We assume the inspector can randomly sample the data origin on the whole dataset population; thus, the sampled data origins represent the training set. Based on this assumption, we can divide the dataset-level diversity and fairness measurement into origin-level diversity and fairness measurement, which is feasible when the inspector cannot access the dataset.

After this, we empirically prove the values of origin-level diversity and fairness measurement maintained across disjointed datasets, with the assistance of the Kolmogorov–Smirnov Test in statistics and statistical sampling in quality assurance in manufacturing and service industries.

Then we should decide if the known data origins, along with their data diversity and fairness measurements, exist in the inaccessible dataset. We implement this module via shadow training in the AI privacy community, originally for membership inference problems [2]. The overview of this process is in Figure 1.

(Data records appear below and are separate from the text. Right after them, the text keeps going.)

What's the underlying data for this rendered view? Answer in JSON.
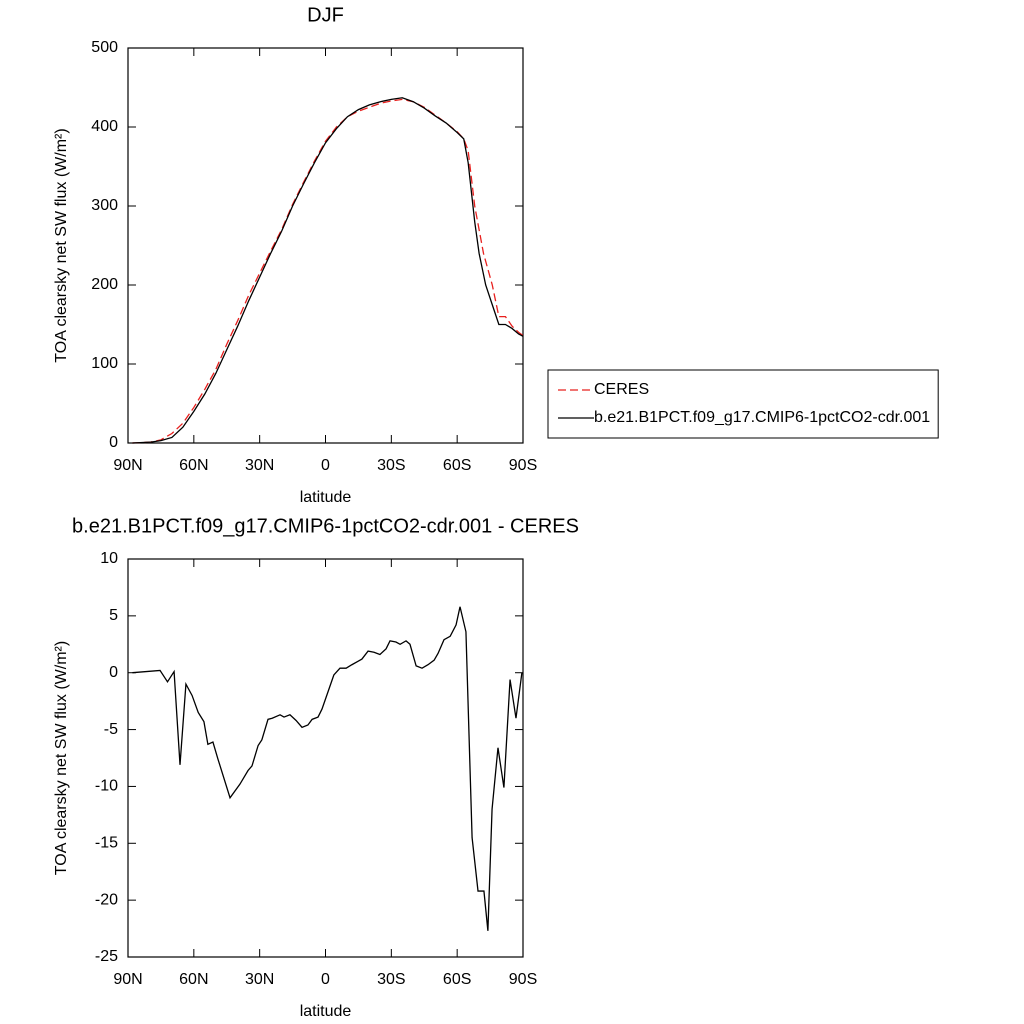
{
  "chart_data": [
    {
      "type": "line",
      "title": "DJF",
      "xlabel": "latitude",
      "ylabel": "TOA clearsky net SW flux (W/m²)",
      "xlim": [
        90,
        -90
      ],
      "xticks": [
        {
          "value": 90,
          "label": "90N"
        },
        {
          "value": 60,
          "label": "60N"
        },
        {
          "value": 30,
          "label": "30N"
        },
        0,
        {
          "value": -30,
          "label": "30S"
        },
        {
          "value": -60,
          "label": "60S"
        },
        {
          "value": -90,
          "label": "90S"
        }
      ],
      "ylim": [
        0,
        500
      ],
      "yticks": [
        0,
        100,
        200,
        300,
        400,
        500
      ],
      "legend": "right",
      "series": [
        {
          "name": "CERES",
          "color": "#e8201e",
          "line_style": "dashed",
          "x": [
            88,
            80,
            75,
            70,
            65,
            60,
            55,
            50,
            45,
            40,
            35,
            30,
            25,
            20,
            15,
            10,
            5,
            0,
            -5,
            -10,
            -15,
            -20,
            -25,
            -30,
            -35,
            -40,
            -45,
            -50,
            -55,
            -60,
            -63,
            -65,
            -68,
            -72,
            -76,
            -79,
            -82,
            -85,
            -88,
            -90
          ],
          "values": [
            0,
            1,
            4,
            12,
            25,
            45,
            68,
            93,
            125,
            155,
            187,
            215,
            243,
            270,
            302,
            330,
            357,
            382,
            400,
            413,
            420,
            425,
            430,
            433,
            435,
            432,
            425,
            415,
            405,
            394,
            385,
            370,
            300,
            240,
            200,
            160,
            160,
            148,
            140,
            136
          ]
        },
        {
          "name": "b.e21.B1PCT.f09_g17.CMIP6-1pctCO2-cdr.001",
          "color": "#000000",
          "line_style": "solid",
          "x": [
            88,
            80,
            75,
            70,
            65,
            60,
            55,
            50,
            45,
            40,
            35,
            30,
            25,
            20,
            15,
            10,
            5,
            0,
            -5,
            -10,
            -15,
            -20,
            -25,
            -30,
            -35,
            -40,
            -45,
            -50,
            -55,
            -60,
            -63,
            -65,
            -68,
            -70,
            -73,
            -76,
            -79,
            -82,
            -85,
            -88,
            -90
          ],
          "values": [
            0,
            1,
            3,
            7,
            20,
            40,
            62,
            88,
            118,
            148,
            180,
            210,
            240,
            268,
            300,
            328,
            355,
            380,
            398,
            413,
            422,
            428,
            432,
            435,
            437,
            432,
            424,
            414,
            405,
            393,
            385,
            355,
            280,
            240,
            200,
            175,
            150,
            150,
            145,
            138,
            135
          ]
        }
      ]
    },
    {
      "type": "line",
      "title": "b.e21.B1PCT.f09_g17.CMIP6-1pctCO2-cdr.001 - CERES",
      "xlabel": "latitude",
      "ylabel": "TOA clearsky net SW flux (W/m²)",
      "xlim": [
        90,
        -90
      ],
      "xticks": [
        {
          "value": 90,
          "label": "90N"
        },
        {
          "value": 60,
          "label": "60N"
        },
        {
          "value": 30,
          "label": "30N"
        },
        0,
        {
          "value": -30,
          "label": "30S"
        },
        {
          "value": -60,
          "label": "60S"
        },
        {
          "value": -90,
          "label": "90S"
        }
      ],
      "ylim": [
        -25,
        10
      ],
      "yticks": [
        -25,
        -20,
        -15,
        -10,
        -5,
        0,
        5,
        10
      ],
      "series": [
        {
          "color": "#000000",
          "line_style": "solid",
          "x": [
            88,
            75.4,
            72,
            69,
            66.3,
            63.6,
            60.8,
            58,
            55.4,
            53.6,
            51.3,
            49,
            43.5,
            39,
            35.3,
            33.5,
            30.7,
            29,
            26.2,
            24.3,
            20.7,
            18.9,
            16.2,
            13.4,
            10.7,
            8,
            6.1,
            3.4,
            1.6,
            -2,
            -3.8,
            -6.6,
            -9.4,
            -12,
            -14.8,
            -16.6,
            -19.4,
            -22.1,
            -24.8,
            -27.6,
            -29.4,
            -32.1,
            -34,
            -36.7,
            -38.5,
            -41.3,
            -44,
            -46.7,
            -49.5,
            -51.3,
            -54,
            -56.8,
            -59.5,
            -61.3,
            -64,
            -66.8,
            -69.5,
            -72.2,
            -74,
            -75.9,
            -78.6,
            -81.3,
            -84.1,
            -86.8,
            -89.5
          ],
          "values": [
            0,
            0.2,
            -0.8,
            0.1,
            -8.1,
            -1,
            -2,
            -3.5,
            -4.3,
            -6.3,
            -6.1,
            -7.6,
            -11,
            -9.8,
            -8.6,
            -8.2,
            -6.4,
            -5.9,
            -4.1,
            -4,
            -3.7,
            -3.9,
            -3.7,
            -4.2,
            -4.8,
            -4.6,
            -4.1,
            -3.9,
            -3.2,
            -1.2,
            -0.2,
            0.4,
            0.4,
            0.7,
            1,
            1.2,
            1.9,
            1.8,
            1.6,
            2.1,
            2.8,
            2.7,
            2.5,
            2.8,
            2.5,
            0.6,
            0.4,
            0.7,
            1.1,
            1.7,
            2.9,
            3.2,
            4.2,
            5.8,
            3.6,
            -14.5,
            -19.2,
            -19.2,
            -22.7,
            -12,
            -6.6,
            -10.1,
            -0.6,
            -4,
            0
          ]
        }
      ]
    }
  ]
}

As shown in Figure 1, the inspector trains shadow models locally, which is a typical step in membership inference. We then combine multiple learning instances to extract origin-level patterns on model product output and infer the data origin in the training set. If the data origin exists, use the abovementioned two proofs to estimate the fairness and diversity measurement values in the training set.

Between the lines

With the ML market expanding to meet diverse customer requirements, it is crucial to innovate inspection processes for specific services to enhance the marketplace. This work formally defines one of these “specific services,” where the customers have a limited budget but still want to customize the training dataset of the ML product. We investigate data fairness and diversity, two important ethical and financial concerns that should be considered in upcoming ML services. Last but not least, we are also one of a few to migrate shadow training – a popular methodology in the AI privacy community, to the context of ML production (the others investigated auditing [3]).

As a first attempt, this work gives a technical solution to the problem and obtains a sound performance. However, our work has a technical limitation: the strategy is based on an assumption that the inspector can sample data and data origins from the open population or the data of the same as the training dataset. This assumption sometimes poses a high demand for inspectors and might not be easy to achieve in real-world production. It would be valuable if further research could address this limitation.

References

[1] Xu, Mingxue, and Xiang-Yang Li. “Data Provenance Inference in Machine Learning.” arXiv preprint arXiv:2211.13416 (2022).

[2] Shokri, Reza, et al. “Membership inference attacks against machine learning models.” 2017 IEEE Symposium on Security and Privacy (SP). IEEE, 2017.

[3] Congzheng Song and Vitaly Shmatikov. “Auditing Data Provenance in Text-Generation Models.” In Proceedings of the 25th ACM SIGKDD International Conference on Knowledge Discovery & Data Mining (KDD ’19).